Wednesday, March 21, 2012

Set Backs ... Pushed Forward

Well... talk about set backs.  Monday I was rear-ended while sitting at a complete stop waiting to make a left hand turn.  The other driver was going close to 45mph and never applied the brakes!  I thought I was fine at first.  I guess you never really know what an amazing drug adrenaline is until it wears off.  

So now, two days later... I am in constant pain.  My neck and head hurt so bad today that I literally cried all morning and had to ask my husband to come home from work.  I also cried myself to sleep the night before.  I had to miss my TRX class Monday and will not be working out any time soon.  My personal release is gone!  Not to mention the great progress I was making for swim suit season will now be completely reliant on Zija and my awesome fresh food cooking skills.  Now weight loss is generally 90% nutrition/food choices anyway but the workouts were something I enjoyed and looked forward too.  They made me feel a little better about getting some ice cream on these freakishly 'summer' nights.  

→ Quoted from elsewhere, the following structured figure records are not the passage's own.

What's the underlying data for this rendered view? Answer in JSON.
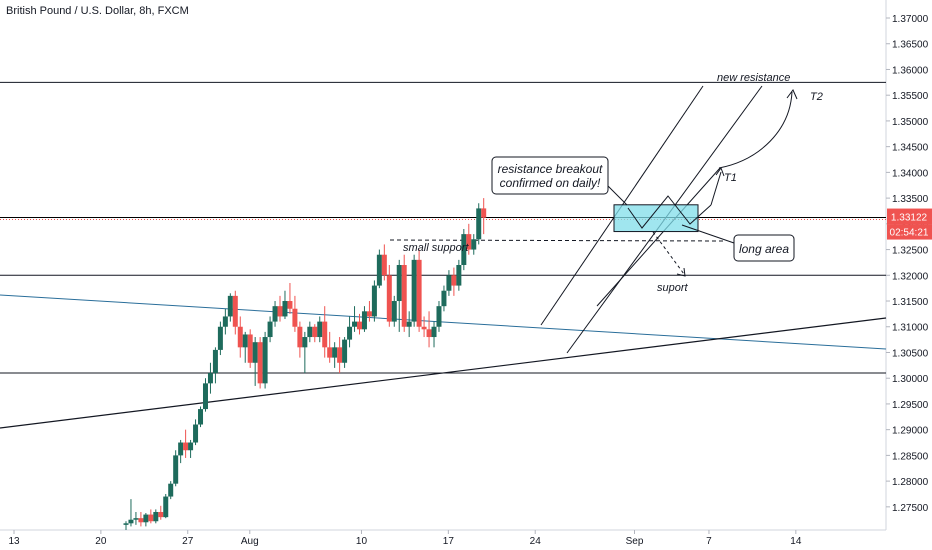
{
  "chart_data": {
    "type": "candlestick",
    "title": "British Pound / U.S. Dollar, 8h, FXCM",
    "x_ticks": [
      "13",
      "20",
      "27",
      "Aug",
      "10",
      "17",
      "24",
      "Sep",
      "7",
      "14"
    ],
    "y_ticks": [
      "1.37000",
      "1.36500",
      "1.36000",
      "1.35500",
      "1.35000",
      "1.34500",
      "1.34000",
      "1.33500",
      "1.33000",
      "1.32500",
      "1.32000",
      "1.31500",
      "1.31000",
      "1.30500",
      "1.30000",
      "1.29500",
      "1.29000",
      "1.28500",
      "1.28000",
      "1.27500"
    ],
    "ylim": [
      1.2705,
      1.3735
    ],
    "last_price": "1.33122",
    "countdown": "02:54:21",
    "candles": [
      [
        1.2715,
        1.2722,
        1.2705,
        1.2718
      ],
      [
        1.2718,
        1.2765,
        1.2712,
        1.2725
      ],
      [
        1.2725,
        1.274,
        1.2715,
        1.2728
      ],
      [
        1.2728,
        1.274,
        1.2712,
        1.272
      ],
      [
        1.272,
        1.2738,
        1.2712,
        1.2735
      ],
      [
        1.2735,
        1.2745,
        1.2718,
        1.2722
      ],
      [
        1.2722,
        1.2745,
        1.2718,
        1.274
      ],
      [
        1.274,
        1.2752,
        1.2725,
        1.273
      ],
      [
        1.273,
        1.2775,
        1.2728,
        1.277
      ],
      [
        1.277,
        1.28,
        1.2765,
        1.2795
      ],
      [
        1.2795,
        1.286,
        1.279,
        1.285
      ],
      [
        1.285,
        1.288,
        1.2835,
        1.2875
      ],
      [
        1.2875,
        1.29,
        1.2845,
        1.286
      ],
      [
        1.286,
        1.288,
        1.2845,
        1.2875
      ],
      [
        1.2875,
        1.292,
        1.287,
        1.291
      ],
      [
        1.291,
        1.2945,
        1.2905,
        1.294
      ],
      [
        1.294,
        1.3,
        1.2935,
        1.299
      ],
      [
        1.299,
        1.303,
        1.297,
        1.301
      ],
      [
        1.301,
        1.306,
        1.299,
        1.3055
      ],
      [
        1.3055,
        1.311,
        1.3045,
        1.31
      ],
      [
        1.31,
        1.3135,
        1.3085,
        1.312
      ],
      [
        1.312,
        1.3165,
        1.311,
        1.316
      ],
      [
        1.316,
        1.317,
        1.3085,
        1.31
      ],
      [
        1.31,
        1.312,
        1.304,
        1.306
      ],
      [
        1.306,
        1.309,
        1.303,
        1.3085
      ],
      [
        1.3085,
        1.3095,
        1.302,
        1.303
      ],
      [
        1.303,
        1.308,
        1.2985,
        1.307
      ],
      [
        1.307,
        1.308,
        1.298,
        1.299
      ],
      [
        1.299,
        1.309,
        1.298,
        1.308
      ],
      [
        1.308,
        1.312,
        1.307,
        1.311
      ],
      [
        1.311,
        1.315,
        1.31,
        1.314
      ],
      [
        1.314,
        1.316,
        1.311,
        1.312
      ],
      [
        1.312,
        1.317,
        1.3115,
        1.315
      ],
      [
        1.315,
        1.3185,
        1.3125,
        1.3135
      ],
      [
        1.3135,
        1.316,
        1.309,
        1.31
      ],
      [
        1.31,
        1.311,
        1.304,
        1.306
      ],
      [
        1.306,
        1.309,
        1.301,
        1.308
      ],
      [
        1.308,
        1.311,
        1.307,
        1.31
      ],
      [
        1.31,
        1.3105,
        1.307,
        1.308
      ],
      [
        1.308,
        1.312,
        1.307,
        1.311
      ],
      [
        1.311,
        1.314,
        1.304,
        1.306
      ],
      [
        1.306,
        1.309,
        1.303,
        1.304
      ],
      [
        1.304,
        1.307,
        1.302,
        1.306
      ],
      [
        1.306,
        1.308,
        1.301,
        1.303
      ],
      [
        1.303,
        1.308,
        1.302,
        1.3075
      ],
      [
        1.3075,
        1.312,
        1.306,
        1.31
      ],
      [
        1.31,
        1.314,
        1.309,
        1.311
      ],
      [
        1.311,
        1.3125,
        1.3085,
        1.3095
      ],
      [
        1.3095,
        1.314,
        1.309,
        1.313
      ],
      [
        1.313,
        1.315,
        1.311,
        1.312
      ],
      [
        1.312,
        1.319,
        1.311,
        1.318
      ],
      [
        1.318,
        1.325,
        1.3175,
        1.324
      ],
      [
        1.324,
        1.326,
        1.319,
        1.32
      ],
      [
        1.32,
        1.322,
        1.31,
        1.311
      ],
      [
        1.311,
        1.316,
        1.31,
        1.315
      ],
      [
        1.315,
        1.323,
        1.309,
        1.322
      ],
      [
        1.322,
        1.324,
        1.309,
        1.31
      ],
      [
        1.31,
        1.313,
        1.308,
        1.311
      ],
      [
        1.311,
        1.324,
        1.31,
        1.323
      ],
      [
        1.323,
        1.325,
        1.309,
        1.31
      ],
      [
        1.31,
        1.312,
        1.308,
        1.3095
      ],
      [
        1.3095,
        1.313,
        1.306,
        1.308
      ],
      [
        1.308,
        1.311,
        1.306,
        1.31
      ],
      [
        1.31,
        1.315,
        1.309,
        1.314
      ],
      [
        1.314,
        1.318,
        1.313,
        1.317
      ],
      [
        1.317,
        1.321,
        1.316,
        1.32
      ],
      [
        1.32,
        1.3215,
        1.316,
        1.318
      ],
      [
        1.318,
        1.323,
        1.317,
        1.322
      ],
      [
        1.322,
        1.329,
        1.321,
        1.328
      ],
      [
        1.328,
        1.33,
        1.324,
        1.325
      ],
      [
        1.325,
        1.328,
        1.324,
        1.327
      ],
      [
        1.327,
        1.334,
        1.326,
        1.333
      ],
      [
        1.333,
        1.335,
        1.328,
        1.3312
      ]
    ],
    "drawn_lines": {
      "horizontal_levels": [
        1.3575,
        1.32,
        1.301
      ],
      "current_price_line": 1.33122
    },
    "long_area": {
      "top": 1.3337,
      "bottom": 1.3285
    },
    "annotations": {
      "new_resistance": "new resistance",
      "t2": "T2",
      "t1": "T1",
      "breakout_line1": "resistance breakout",
      "breakout_line2": "confirmed on daily!",
      "small_support": "small support",
      "long_area": "long area",
      "suport": "suport"
    },
    "colors": {
      "up": "#26a69a",
      "down": "#ef5350",
      "body_up": "#1b5e50",
      "price_line": "#ef5350",
      "trend_blue": "#2a6e9a",
      "zone": "#80deea"
    }
  }
}
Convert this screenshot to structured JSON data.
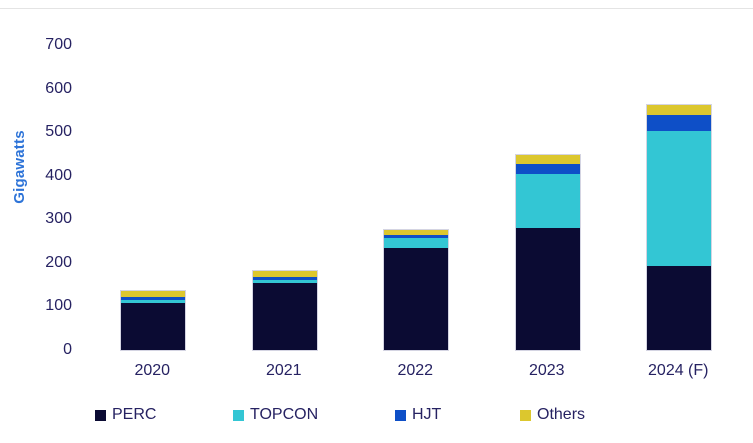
{
  "chart_data": {
    "type": "bar",
    "stacked": true,
    "title": "",
    "ylabel": "Gigawatts",
    "xlabel": "",
    "categories": [
      "2020",
      "2021",
      "2022",
      "2023",
      "2024 (F)"
    ],
    "series": [
      {
        "name": "PERC",
        "color": "#0b0b33",
        "values": [
          108,
          153,
          235,
          280,
          192
        ]
      },
      {
        "name": "TOPCON",
        "color": "#33c6d4",
        "values": [
          7,
          7,
          23,
          125,
          312
        ]
      },
      {
        "name": "HJT",
        "color": "#0e4fc7",
        "values": [
          6,
          7,
          5,
          21,
          36
        ]
      },
      {
        "name": "Others",
        "color": "#dcc72e",
        "values": [
          15,
          15,
          12,
          21,
          23
        ]
      }
    ],
    "totals": [
      136,
      182,
      275,
      447,
      563
    ],
    "ylim": [
      0,
      700
    ],
    "yticks": [
      0,
      100,
      200,
      300,
      400,
      500,
      600,
      700
    ],
    "grid": false,
    "legend_position": "bottom",
    "legend_labels": [
      "PERC",
      "TOPCON",
      "HJT",
      "Others"
    ],
    "axis_text_color": "#262262",
    "ylabel_color": "#2e74d8",
    "background_color": "#ffffff"
  }
}
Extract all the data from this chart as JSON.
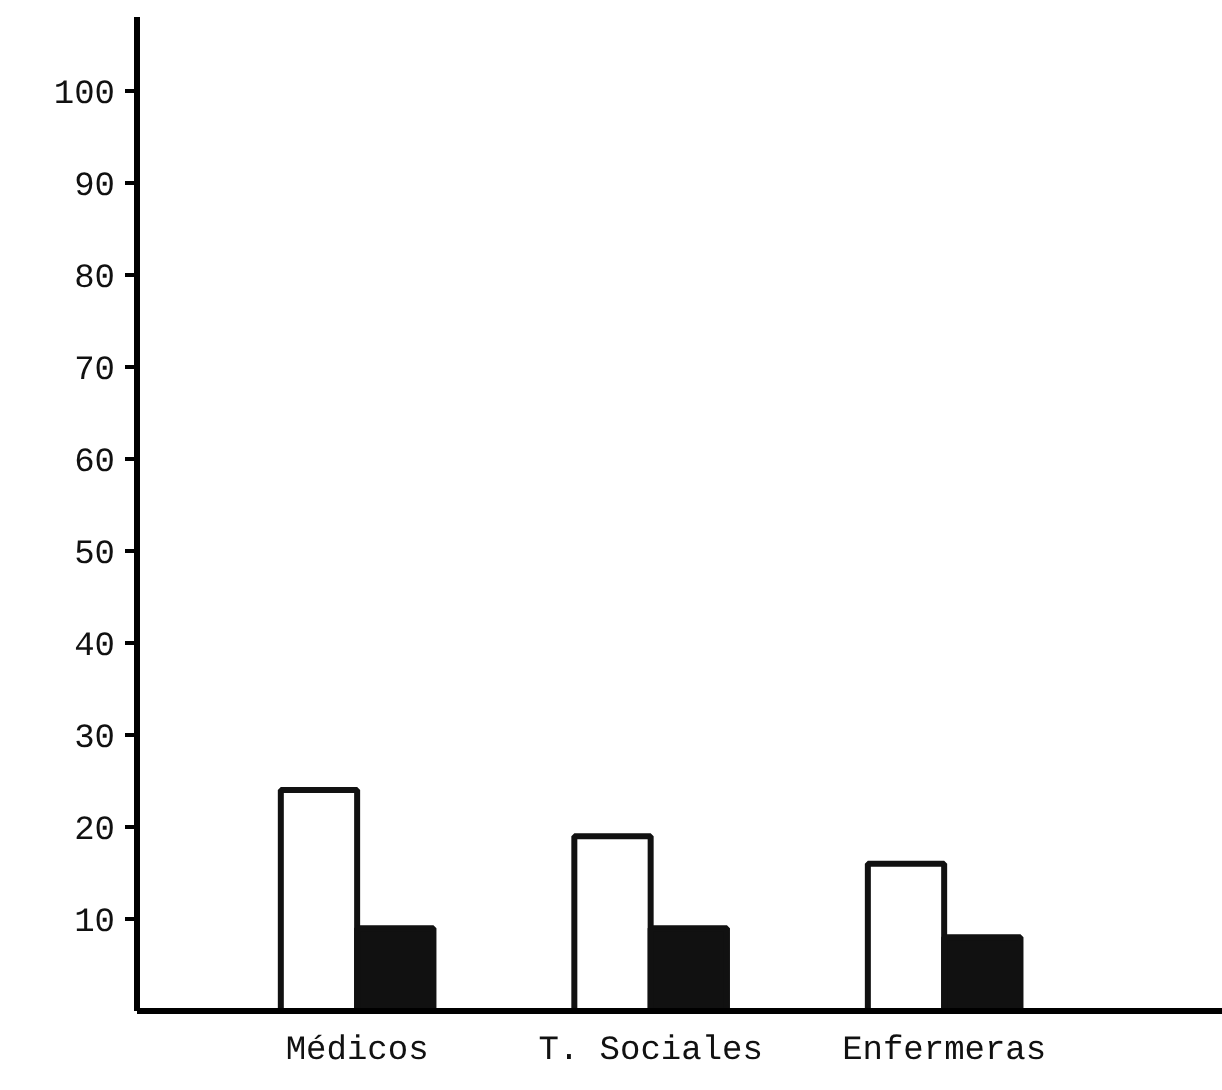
{
  "chart_data": {
    "type": "bar",
    "categories": [
      "Médicos",
      "T. Sociales",
      "Enfermeras"
    ],
    "series": [
      {
        "color": "#ffffff",
        "values": [
          24,
          19,
          16
        ]
      },
      {
        "color": "#111111",
        "values": [
          9,
          9,
          8
        ]
      }
    ],
    "ylim": [
      0,
      108
    ],
    "yticks": [
      10,
      20,
      30,
      40,
      50,
      60,
      70,
      80,
      90,
      100
    ],
    "grid": false
  }
}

Here is where I get serious.  I, more than most people I know, hate ALL medication.  I would rather suffer through anything than take any type of medication.  This is b/c of a personal belief that most ailments can be corrected with nutrition, exercise, rest, or meditation/stretching.  So for me to even consider or ask for medication it must be serious.  The body is an amazing thing but the key is to listen and recognize what it needs and realize when there is truly something wrong.  I am to that point.  I've been to the chiropractor.  I've had X-rays done of my spine.  I've seen the recent shift of the vertebrae in my neck (I've had films taken not too long ago prior to the accident).  And now I'm thinking I need to move forward even more and see my family doctor as well.  I can't continue in such pain.  It's just too much.  Luckily I do have several anti-inflammatory tricks up my sleeve and realize what is important in muscle repair.  But like any other impatient person, I want to feel better now.  Actually I would like to rewind my life and maybe taken just a little longer at Target so I wouldn't be feeling this way.  That's not possible so it's time to push forward... and hope that I come out of this still looking and feeling amazing in the end.